Confirm the client port is serving https:

  1. # fails
  2. $ ETCDCTL_API=3 etcdctl --endpoints=http://localhost:2379 endpoint status
  3. # works
  4. $ ETCDCTL_API=3 etcdctl --endpoints=https://localhost:2379 --cert=client.crt --key=client.key --cacert=ca.crt endpoint status

Next, start a gRPC proxy on localhost:12379 by connecting to the etcd endpoint https://localhost:2379 using the client certificates:

  1. $ etcd grpc-proxy start --endpoints=https://localhost:2379 --listen-addr localhost:12379 --cert client.crt --key client.key --cacert=ca.crt --insecure-skip-tls-verify &

Finally, test the TLS termination by putting a key into the proxy over http:

  1. $ ETCDCTL_API=3 etcdctl --endpoints=http://localhost:12379 put abc def
  2. # OK

Metrics and Health

The gRPC proxy exposes /health and Prometheus /metrics endpoints for the etcd members defined by —endpoints. An alternative define an additional URL that will respond to both the /metrics and /health endpoints with the —metrics-addr flag.
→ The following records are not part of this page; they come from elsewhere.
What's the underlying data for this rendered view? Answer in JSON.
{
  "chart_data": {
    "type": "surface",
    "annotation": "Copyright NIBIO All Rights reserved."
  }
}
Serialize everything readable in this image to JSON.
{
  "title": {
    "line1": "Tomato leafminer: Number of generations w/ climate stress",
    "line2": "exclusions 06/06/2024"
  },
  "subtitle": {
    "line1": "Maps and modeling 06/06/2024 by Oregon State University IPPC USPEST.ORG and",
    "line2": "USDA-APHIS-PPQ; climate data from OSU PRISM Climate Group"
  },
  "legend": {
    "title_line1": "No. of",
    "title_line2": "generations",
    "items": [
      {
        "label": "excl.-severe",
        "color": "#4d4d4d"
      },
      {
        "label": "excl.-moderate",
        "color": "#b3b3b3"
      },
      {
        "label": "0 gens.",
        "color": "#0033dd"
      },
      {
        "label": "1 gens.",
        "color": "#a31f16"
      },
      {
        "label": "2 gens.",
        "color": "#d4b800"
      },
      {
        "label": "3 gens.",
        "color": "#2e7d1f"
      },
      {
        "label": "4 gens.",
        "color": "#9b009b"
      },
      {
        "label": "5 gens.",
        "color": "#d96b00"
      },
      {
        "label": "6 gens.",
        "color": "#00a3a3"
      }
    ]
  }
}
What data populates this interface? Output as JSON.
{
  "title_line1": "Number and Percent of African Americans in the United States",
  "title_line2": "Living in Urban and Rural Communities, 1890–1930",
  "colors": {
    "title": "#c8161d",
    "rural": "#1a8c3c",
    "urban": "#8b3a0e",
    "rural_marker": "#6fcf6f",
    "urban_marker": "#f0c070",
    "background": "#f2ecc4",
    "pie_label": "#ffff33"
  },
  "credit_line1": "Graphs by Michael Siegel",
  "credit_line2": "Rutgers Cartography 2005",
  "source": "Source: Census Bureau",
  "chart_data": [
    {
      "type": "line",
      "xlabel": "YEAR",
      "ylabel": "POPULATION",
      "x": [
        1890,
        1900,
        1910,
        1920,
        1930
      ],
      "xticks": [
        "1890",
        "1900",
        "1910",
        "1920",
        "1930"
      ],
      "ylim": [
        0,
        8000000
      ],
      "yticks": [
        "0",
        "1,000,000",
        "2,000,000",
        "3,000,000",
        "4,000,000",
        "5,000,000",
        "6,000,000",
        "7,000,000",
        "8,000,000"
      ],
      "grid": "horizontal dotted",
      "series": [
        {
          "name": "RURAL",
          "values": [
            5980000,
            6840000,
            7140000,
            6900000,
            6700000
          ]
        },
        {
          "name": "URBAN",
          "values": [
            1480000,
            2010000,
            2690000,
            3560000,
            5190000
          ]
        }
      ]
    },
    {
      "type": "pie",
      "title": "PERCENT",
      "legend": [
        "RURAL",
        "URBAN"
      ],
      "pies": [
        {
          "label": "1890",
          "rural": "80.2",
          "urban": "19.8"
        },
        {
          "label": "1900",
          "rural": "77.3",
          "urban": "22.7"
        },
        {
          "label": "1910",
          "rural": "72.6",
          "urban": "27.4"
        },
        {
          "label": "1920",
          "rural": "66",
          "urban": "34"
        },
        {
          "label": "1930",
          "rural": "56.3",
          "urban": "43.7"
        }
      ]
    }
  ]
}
  1. $ etcd grpc-proxy start \
  2. --endpoints https://localhost:2379 \
  3. --metrics-addr https://0.0.0.0:4443 \
  4. --listen-addr 127.0.0.1:23790 \
  5. --key client.key \
  6. --key-file proxy-server.key \
  7. --cert client.crt \
  8. --cert-file proxy-server.crt \
  9. --cacert ca.pem \
  10. --trusted-ca-file proxy-ca.pem

Known issue

The main interface of the proxy serves both HTTP2 and HTTP/1.1. If proxy is setup with TLS as show in the above example, when using a client such as cURL against the listening interface will require explicitly setting the protocol to HTTP/1.1 on the request to return /metrics or /health. By using the —metrics-addr flag the secondary interface will not have this requirement.